Russia has made progress tackling some forms of discrimination ahead of next year’s World Cup, but players, coaches and fans still risk abuse, says a new report launched by Fare.

There were 89 racist and far-right incidents at Russian games in the 2016-17 season according to new data collected by the Moscow-based SOVA Centre.

The report, which comes a year ahead of the World Cup, covers two seasons - 2015/16 and 2016/17. It is the fifth season Fare has looked at Russian football during which the response of the Russian authorities has moved from outright denial to understanding some of the issues the country faces and the appointment of Alexey Smertin as anti-racism inspector.

“The Russian football authorities and the government authorities have realised that the World Cup will be tarnished by the fear of racism taking place and they have taken some quite strong measures,” Fare Executive Director Piara Powar said.

“However there still remains the danger of incidents taking place.”

Common issues
Russian authorities have taken measures to ban at least 191 fans from attending sports events, while the Russian Football Union (RFU) ejected the influential fan leader, Alexander Shprygin, from its organisation. He was deported twice from France last year following violence around Russia’s match with England at the European Championship, and was a known sympathizer of the far-right.

Throughout the 2016/17 season the most common issues identified at top-flight games were far-right banners with concealed messages such as runes and number codes used by Nazi and ultra-nationalist groups.

The RFU punished two clubs in the 2015-16 season for such banners, but didn’t pursue any such cases this season — something which Powar says indicates it may be “turning a blind eye.”

Links between clubs and far-right hooligans
The report highlights the phenomena of fans detained in France after violence at Euro 2016 employed by leading Russian clubs with responsibility for fan liaison.

Officials appoint leaders of hooligan firms to work with fans as a strategy to control the most troublesome far-right and violent fans. Instead it supports and strengthens the dominance of far-right groups on the terraces.

Anti-semitism and call for “Slavs-only”
That was despite cases of anti-Semitic banners being flown by Spartak fans, including taunts aimed at rival CSKA Moscow, whose club president and then-coach are both Jewish. Another Spartak banner showed a Russian rock singer caricaturised as an Orthodox Jew, accompanied by personal abuse.

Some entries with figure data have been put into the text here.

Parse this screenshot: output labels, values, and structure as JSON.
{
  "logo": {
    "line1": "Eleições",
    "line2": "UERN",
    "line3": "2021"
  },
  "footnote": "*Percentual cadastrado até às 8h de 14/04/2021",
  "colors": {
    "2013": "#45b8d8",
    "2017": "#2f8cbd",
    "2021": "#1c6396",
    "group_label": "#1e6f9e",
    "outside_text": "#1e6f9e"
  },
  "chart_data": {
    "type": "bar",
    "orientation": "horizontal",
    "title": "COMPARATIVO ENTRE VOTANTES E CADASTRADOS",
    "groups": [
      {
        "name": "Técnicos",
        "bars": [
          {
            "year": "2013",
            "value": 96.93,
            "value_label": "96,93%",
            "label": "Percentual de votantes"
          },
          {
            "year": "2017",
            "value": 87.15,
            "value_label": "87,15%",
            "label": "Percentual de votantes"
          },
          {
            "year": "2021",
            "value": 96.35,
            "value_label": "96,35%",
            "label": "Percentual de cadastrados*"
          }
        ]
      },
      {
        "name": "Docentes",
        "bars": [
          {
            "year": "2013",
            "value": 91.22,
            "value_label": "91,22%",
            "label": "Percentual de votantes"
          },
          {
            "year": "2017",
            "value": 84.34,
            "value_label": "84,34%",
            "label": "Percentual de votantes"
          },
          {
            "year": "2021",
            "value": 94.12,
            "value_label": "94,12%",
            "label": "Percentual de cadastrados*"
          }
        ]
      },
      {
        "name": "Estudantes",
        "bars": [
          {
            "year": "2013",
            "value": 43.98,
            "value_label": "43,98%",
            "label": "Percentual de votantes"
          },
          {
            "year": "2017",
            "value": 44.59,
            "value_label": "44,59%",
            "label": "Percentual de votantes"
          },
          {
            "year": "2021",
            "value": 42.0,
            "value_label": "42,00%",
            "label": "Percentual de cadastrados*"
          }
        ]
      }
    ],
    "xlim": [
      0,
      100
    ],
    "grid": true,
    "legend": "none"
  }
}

CSKA fans also targeted their own coach, Leonid Slutsky — now at England’s Hull City — with a banner linking his Jewish faith to poor results.

There are indications that football-related violence between different ethnic groups in Russia is becoming more entrenched, with fans from Russia’s largely Muslim regions in the North Caucasus forming “fan groups which adopt football hooligans’ rules and initiate fights with Moscow teams.”

In another case last month at a playoff game for a place in the Russian Premier League, one fan group from the Yenisei Krasnoyarsk team issued a statement on social media saying that its sector of the stadium was only available to fans of “Slavic appearance.”

SOVA under threat
The report continues the work initiated by Fare and the SOVA Centre in 2012, taken together the reports present a comprehensive assessment of the patterns and features of discrimination in Russian football between 2012 and 2015. The initiative has come under pressure from the Russian government through the declaration of the Centre as a ‘foreign agent’ late last year. This label is a direct challenge to their work and may restrict their ability to operate within Russia in the future.